First of all, never forget that this can only happen to you because you care about someone.   No care, no worry.  But you are worried, and you want to do something about it.

The next thing is to take a step back.  Acknowledge your feelings and the fact that they are affecting you. Your ability to stay strong is a key ingredient in finding the recovery solutions that can emerge over time.

Start to do simple things on a day to day basis like:

•    eating well
•    exercising
•    getting enough sleep
•    engaging in positive social contact, self-care and spiritual practices.

Find someone to talk to

Family members often report that being able to connect with others who are going down the same road, or have already lived through the experience, gave them support and a chance to feel listened to, and get practical tips.
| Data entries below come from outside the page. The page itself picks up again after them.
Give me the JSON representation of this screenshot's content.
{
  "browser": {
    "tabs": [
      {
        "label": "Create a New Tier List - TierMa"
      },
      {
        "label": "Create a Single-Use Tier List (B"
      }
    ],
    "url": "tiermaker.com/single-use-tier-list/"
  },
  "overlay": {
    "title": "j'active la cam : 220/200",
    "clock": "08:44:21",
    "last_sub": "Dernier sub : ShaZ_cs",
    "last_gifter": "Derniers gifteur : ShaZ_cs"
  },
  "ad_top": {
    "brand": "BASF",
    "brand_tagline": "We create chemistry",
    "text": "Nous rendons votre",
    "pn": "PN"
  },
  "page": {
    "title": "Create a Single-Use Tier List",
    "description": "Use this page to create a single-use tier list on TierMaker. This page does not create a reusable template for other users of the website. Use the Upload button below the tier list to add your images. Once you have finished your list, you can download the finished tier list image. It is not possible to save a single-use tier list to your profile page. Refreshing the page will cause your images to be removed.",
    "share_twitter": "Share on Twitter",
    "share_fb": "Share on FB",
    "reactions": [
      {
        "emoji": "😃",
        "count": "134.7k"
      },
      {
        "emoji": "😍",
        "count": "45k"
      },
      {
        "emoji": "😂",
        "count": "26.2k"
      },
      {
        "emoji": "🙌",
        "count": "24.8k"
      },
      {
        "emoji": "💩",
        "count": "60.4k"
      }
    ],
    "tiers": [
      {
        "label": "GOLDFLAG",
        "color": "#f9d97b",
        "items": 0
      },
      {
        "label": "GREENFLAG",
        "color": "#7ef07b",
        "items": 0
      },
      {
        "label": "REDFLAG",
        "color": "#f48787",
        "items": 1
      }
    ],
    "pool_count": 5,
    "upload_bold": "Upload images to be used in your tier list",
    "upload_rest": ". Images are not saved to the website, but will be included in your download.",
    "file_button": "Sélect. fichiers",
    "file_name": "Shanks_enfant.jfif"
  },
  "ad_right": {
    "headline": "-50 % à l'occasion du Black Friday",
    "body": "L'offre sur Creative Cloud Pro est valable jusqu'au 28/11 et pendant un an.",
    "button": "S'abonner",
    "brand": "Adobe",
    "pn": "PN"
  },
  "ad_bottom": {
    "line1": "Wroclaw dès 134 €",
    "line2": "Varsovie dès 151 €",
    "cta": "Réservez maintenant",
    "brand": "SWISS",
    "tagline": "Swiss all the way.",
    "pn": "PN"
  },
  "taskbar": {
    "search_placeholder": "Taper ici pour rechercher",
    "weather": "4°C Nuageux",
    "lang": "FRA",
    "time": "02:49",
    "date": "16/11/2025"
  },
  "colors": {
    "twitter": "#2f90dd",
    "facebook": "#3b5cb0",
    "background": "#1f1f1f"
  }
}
Having someone to talk your experience over with, someone you can trust, can make a big difference.  Formal counselling, such as seeing someone through an Employee Assistance Program, a family service agency, or a community-based therapist, are other options..
You can help tip the balance toward hope by focusing not only on the need for your loved one to get help but also the benefits they stand to gain.  These can include:

  • feeling better about themselves
  • having some meaningful goals to work for and achieve
  • reconnecting to people who care about them.

Recovery may be a bumpy road, but it’s a much better journey when you have caring people who are travelling it with you.

2 Comments Post a comment
  1. Patricia Teskey #

    This is a very helpful article. Many thanks to Mr. Skinner for sharing his knowledge with the people who care the most and are affected the most — family and friends. One insight I am particularly grateful for is that Mr. Skinner comes right out and says that “stereotyping family members as “enablers” fails to respect the knot that you can get tied up in when you are really worried about someone you love whose life in serious trouble.” Families and friends who hang in there and continue to care about the addicted or mentally ill person who refuses help need to ignore the judgmental criticism because, as Mr. Skinner says, “when people with mental health and addiction problems do get help, it is their ability to tap into and draw on positive social support that shapes their long-term recovery.”

    November 22, 2013
  2. Wayne Skinner #

    Thanks for those comments, Patricia. I really think we need a more compassionate approach that respects how hard the the journey into illness is on not just the sufferer but those who care about that person. Seeing things get worse rather than better, in spite of your best intentions and efforts is a painful thing to witness. People who have positive support have one of the most important advantages for successful outcomes down the long, often bumpy, road of recovery.